Stephen informs us in Acts 7 that “Moses was educated in all the wisdom of the Egyptians and was powerful in speech and action” (Acts 7:22 NIV). Next week we’ll examine how Moses grew and changed as he learned to trust God in order to carry out the mission he had been given, a mission that would change the world and protect the lineage of the Messiah.
Even in their slavery, even in this time of death and loss, the people of God, those who believed his promises, who knew he would do what he had said…
“All these people were still living by faith when they died. They did not receive the things promised; they only saw them and welcomed them from a distance, admitting that they were foreigners and strangers on earth. People who say such things show that they are looking for a country of their own. If they had been thinking of the country they had left, they would have had opportunity to return.
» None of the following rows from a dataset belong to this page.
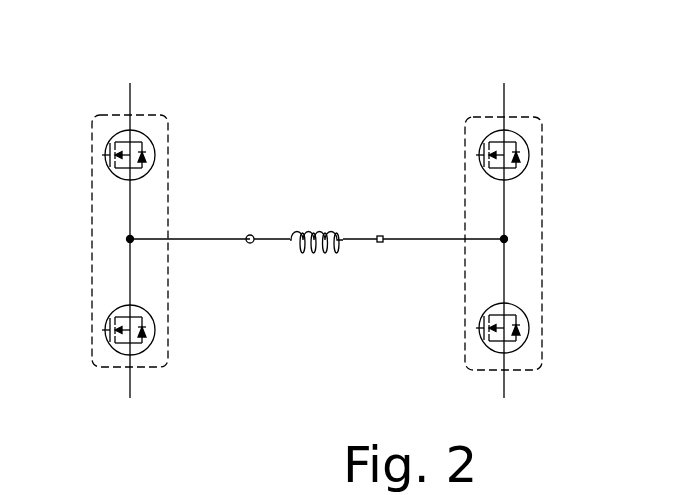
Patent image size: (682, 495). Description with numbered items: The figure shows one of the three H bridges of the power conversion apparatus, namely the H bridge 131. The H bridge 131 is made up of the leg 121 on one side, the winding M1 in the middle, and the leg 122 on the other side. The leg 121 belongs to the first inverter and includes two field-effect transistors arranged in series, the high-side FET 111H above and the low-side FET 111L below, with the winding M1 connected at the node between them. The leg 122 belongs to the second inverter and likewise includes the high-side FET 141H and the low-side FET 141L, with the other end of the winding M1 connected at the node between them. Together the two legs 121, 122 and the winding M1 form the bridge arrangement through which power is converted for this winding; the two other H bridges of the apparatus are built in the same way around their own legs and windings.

The H bridge 131 is at (383, 65).
The leg 121 is at (120, 114).
The leg 122 is at (528, 116).
The FET 111H is at (106, 143).
The FET 111L is at (108, 312).
The FET 141H is at (481, 142).
The FET 141L is at (481, 314).
The winding M1 is at (305, 222).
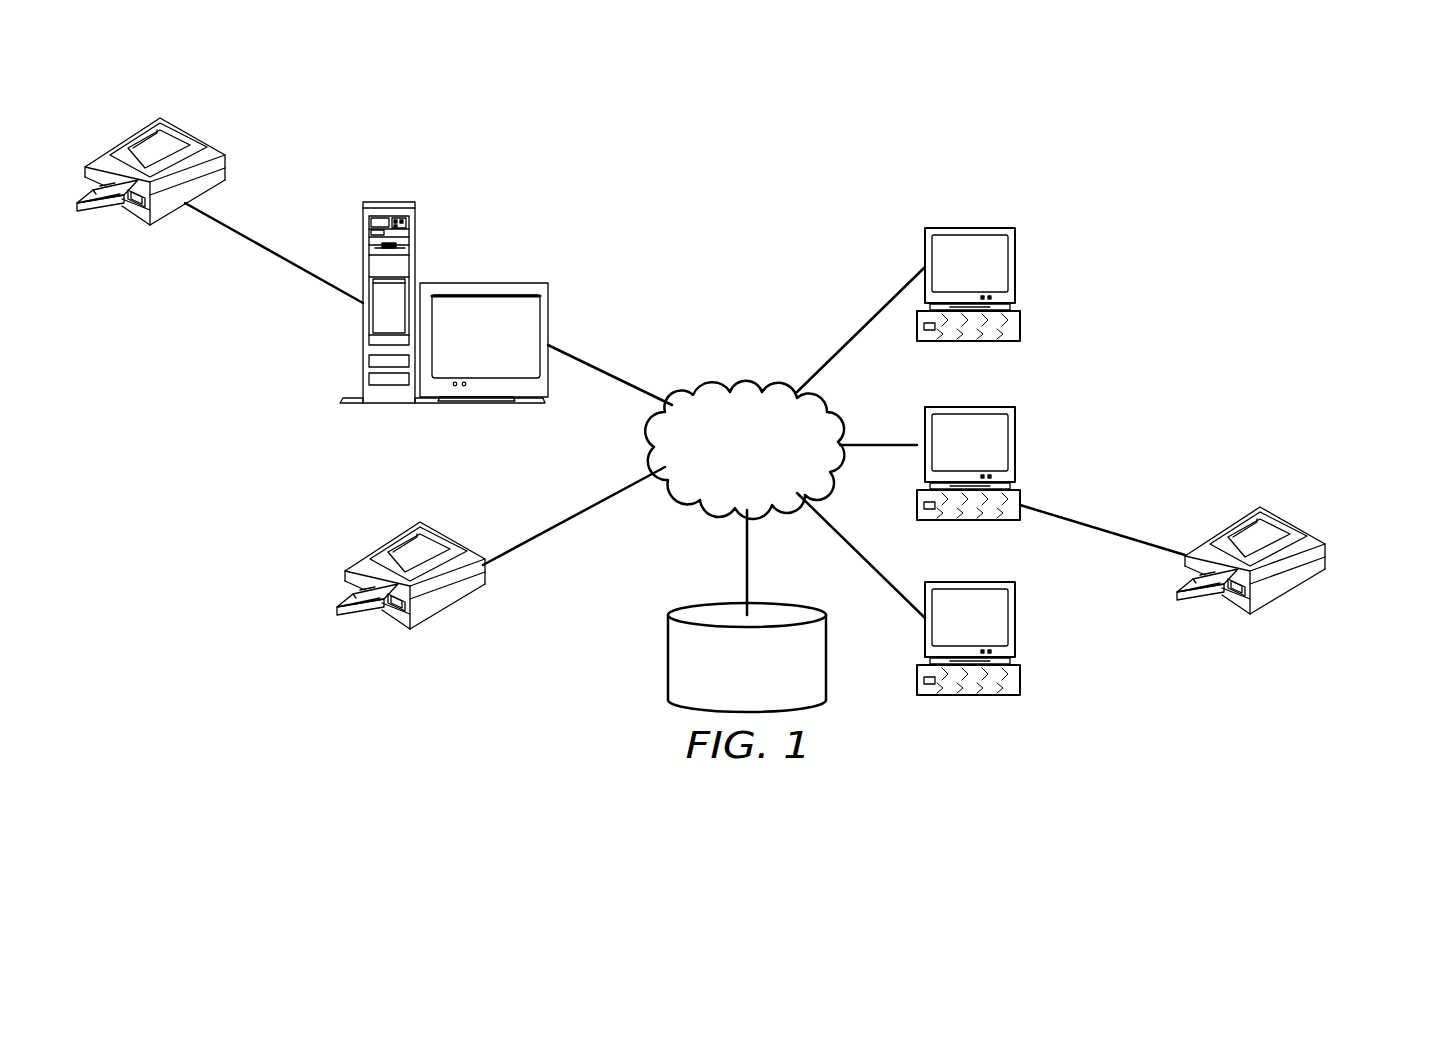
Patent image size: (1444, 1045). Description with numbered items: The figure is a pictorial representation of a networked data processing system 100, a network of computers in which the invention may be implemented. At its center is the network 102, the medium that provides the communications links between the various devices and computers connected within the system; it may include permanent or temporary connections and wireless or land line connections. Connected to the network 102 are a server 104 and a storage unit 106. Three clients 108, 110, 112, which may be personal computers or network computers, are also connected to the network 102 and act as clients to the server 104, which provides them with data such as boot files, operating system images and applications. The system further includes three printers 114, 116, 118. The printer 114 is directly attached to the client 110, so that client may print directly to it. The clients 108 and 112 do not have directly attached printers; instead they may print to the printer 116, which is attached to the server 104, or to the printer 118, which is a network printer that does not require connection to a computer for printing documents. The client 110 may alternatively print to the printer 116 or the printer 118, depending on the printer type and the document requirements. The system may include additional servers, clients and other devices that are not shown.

The networked data processing system 100 is at (680, 249).
The network 102 is at (712, 382).
The server 104 is at (390, 202).
The storage unit 106 is at (665, 668).
The client 108 is at (1015, 266).
The client 110 is at (1015, 445).
The client 112 is at (1015, 620).
The printer 114 is at (1323, 555).
The printer 116 is at (123, 138).
The printer 118 is at (383, 543).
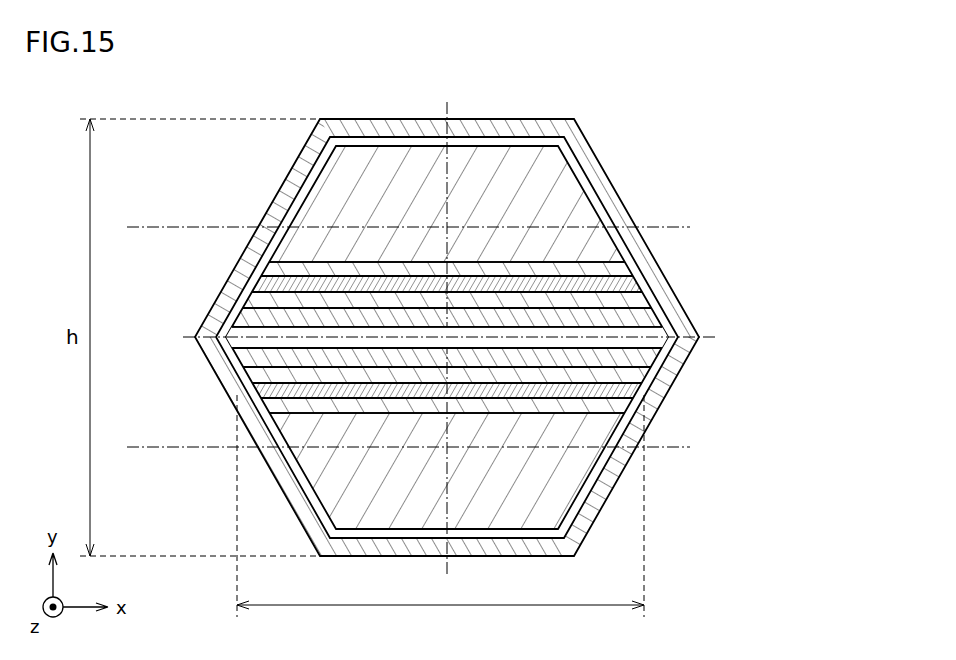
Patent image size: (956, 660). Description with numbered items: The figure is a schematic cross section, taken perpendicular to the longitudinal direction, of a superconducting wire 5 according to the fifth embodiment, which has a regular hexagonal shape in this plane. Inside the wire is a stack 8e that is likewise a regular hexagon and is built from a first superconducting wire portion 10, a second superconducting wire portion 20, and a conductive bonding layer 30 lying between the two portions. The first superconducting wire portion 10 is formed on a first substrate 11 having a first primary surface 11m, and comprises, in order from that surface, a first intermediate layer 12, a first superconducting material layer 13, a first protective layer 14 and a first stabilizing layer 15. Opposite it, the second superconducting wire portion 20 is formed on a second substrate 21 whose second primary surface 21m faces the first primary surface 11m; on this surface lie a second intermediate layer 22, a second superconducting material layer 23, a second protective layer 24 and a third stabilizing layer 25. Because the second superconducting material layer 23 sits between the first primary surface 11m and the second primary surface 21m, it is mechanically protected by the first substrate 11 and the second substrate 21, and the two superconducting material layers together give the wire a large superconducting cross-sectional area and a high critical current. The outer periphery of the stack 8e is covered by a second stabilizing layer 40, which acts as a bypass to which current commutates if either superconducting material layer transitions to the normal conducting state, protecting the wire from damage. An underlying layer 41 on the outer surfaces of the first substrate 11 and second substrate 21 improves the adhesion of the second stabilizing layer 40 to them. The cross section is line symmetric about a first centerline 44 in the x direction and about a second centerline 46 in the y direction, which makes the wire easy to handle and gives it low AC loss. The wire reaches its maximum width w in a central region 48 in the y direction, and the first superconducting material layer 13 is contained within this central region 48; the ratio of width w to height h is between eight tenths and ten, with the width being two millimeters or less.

The superconducting wire 5 is at (699, 93).
The second stabilizing layer 40 is at (512, 126).
The underlying layer 41 is at (520, 143).
The second primary surface 21m is at (505, 258).
The second substrate 21 is at (545, 241).
The second intermediate layer 22 is at (568, 268).
The second superconducting material layer 23 is at (585, 285).
The second protective layer 24 is at (598, 300).
The third stabilizing layer 25 is at (608, 316).
The second superconducting wire portion 20 is at (765, 150).
The conductive bonding layer 30 is at (620, 333).
The stack 8e is at (810, 207).
The first stabilizing layer 15 is at (600, 356).
The first protective layer 14 is at (590, 374).
The first superconducting material layer 13 is at (580, 391).
The first intermediate layer 12 is at (565, 409).
The first substrate 11 is at (512, 415).
The first primary surface 11m is at (547, 435).
The first superconducting wire portion 10 is at (765, 360).
The first centerline 44 is at (440, 517).
The second centerline 46 is at (195, 337).
The central region 48 is at (137, 227).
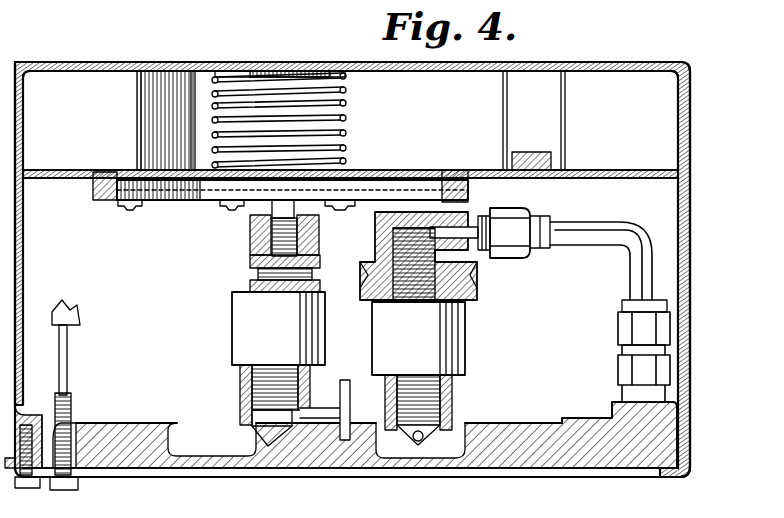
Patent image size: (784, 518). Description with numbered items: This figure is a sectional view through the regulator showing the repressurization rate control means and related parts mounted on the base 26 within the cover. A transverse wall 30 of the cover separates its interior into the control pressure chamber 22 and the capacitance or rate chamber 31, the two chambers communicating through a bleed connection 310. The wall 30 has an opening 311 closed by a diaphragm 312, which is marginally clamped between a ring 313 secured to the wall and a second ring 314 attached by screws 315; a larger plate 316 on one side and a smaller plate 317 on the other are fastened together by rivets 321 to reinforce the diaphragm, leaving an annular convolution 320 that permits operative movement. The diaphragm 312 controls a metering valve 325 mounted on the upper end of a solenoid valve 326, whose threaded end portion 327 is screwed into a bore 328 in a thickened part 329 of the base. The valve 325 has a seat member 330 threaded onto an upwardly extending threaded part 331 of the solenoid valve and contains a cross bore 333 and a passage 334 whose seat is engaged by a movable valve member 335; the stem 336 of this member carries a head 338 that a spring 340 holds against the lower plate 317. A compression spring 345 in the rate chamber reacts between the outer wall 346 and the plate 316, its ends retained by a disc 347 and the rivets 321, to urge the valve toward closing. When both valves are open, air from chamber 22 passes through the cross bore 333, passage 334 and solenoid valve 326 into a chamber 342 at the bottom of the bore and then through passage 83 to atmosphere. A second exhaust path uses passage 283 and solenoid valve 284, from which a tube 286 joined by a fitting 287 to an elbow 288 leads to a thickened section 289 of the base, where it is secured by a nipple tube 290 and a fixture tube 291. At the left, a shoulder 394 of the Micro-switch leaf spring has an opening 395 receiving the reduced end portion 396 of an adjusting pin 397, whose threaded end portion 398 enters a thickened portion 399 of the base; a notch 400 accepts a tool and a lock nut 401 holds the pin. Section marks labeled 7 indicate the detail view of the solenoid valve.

The control pressure chamber 22 is at (530, 323).
The base 26 is at (222, 475).
The transverse wall 30 is at (74, 170).
The capacitance or rate chamber 31 is at (90, 106).
The passage 83 is at (330, 418).
The passage 283 is at (475, 270).
The solenoid valve 284 is at (468, 346).
The tube 286 is at (598, 230).
The fitting 287 is at (530, 212).
The elbow 288 is at (476, 220).
The thickened section 289 is at (663, 420).
The nipple tube 290 is at (620, 380).
The fixture tube 291 is at (625, 333).
The bleed connection 310 is at (532, 150).
The opening 311 is at (123, 170).
The diaphragm 312 is at (178, 200).
The ring 313 is at (466, 185).
The ring 314 is at (95, 190).
The screws 315 is at (120, 208).
The plate 316 is at (400, 195).
The plate 317 is at (340, 208).
The annular convolution 320 is at (135, 170).
The rivets 321 is at (352, 195).
The metering valve 325 is at (243, 239).
The solenoid valve 326 is at (236, 340).
The threaded end portion 327 is at (250, 385).
The bore 328 is at (250, 425).
The thickened part 329 is at (251, 430).
The seat member 330 is at (250, 272).
The threaded part 331 is at (250, 286).
The cross bore 333 is at (300, 262).
The passage 334 is at (300, 242).
The movable valve member 335 is at (258, 262).
The stem 336 is at (250, 248).
The head 338 is at (248, 208).
The spring 340 is at (292, 212).
The chamber 342 is at (287, 428).
The compression spring 345 is at (348, 118).
The outer wall 346 is at (478, 73).
The disc 347 is at (322, 68).
The shoulder 394 is at (58, 325).
The opening 395 is at (80, 322).
The reduced end portion 396 is at (55, 310).
The adjusting pin 397 is at (58, 372).
The threaded end portion 398 is at (105, 475).
The thickened portion 399 is at (165, 475).
The notch 400 is at (65, 490).
The lock nut 401 is at (32, 490).
The section line 7 is at (305, 287).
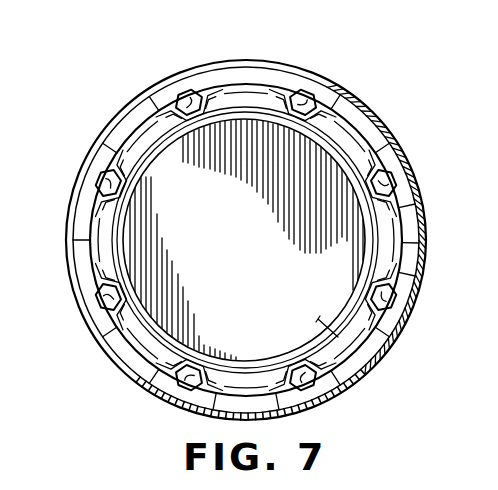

Instead, they were longing for a better country—a heavenly one. Therefore God is not ashamed to be called their God, for he has prepared a city for them” (Hebrews 11:13-16 NIV).
Where are your eyes? Where are mine? Are our feet headed toward a better country — a heavenly one?
In our time of loss do we believe that God will keep his promises? Is the eternal and unchanging God our rock and our focus?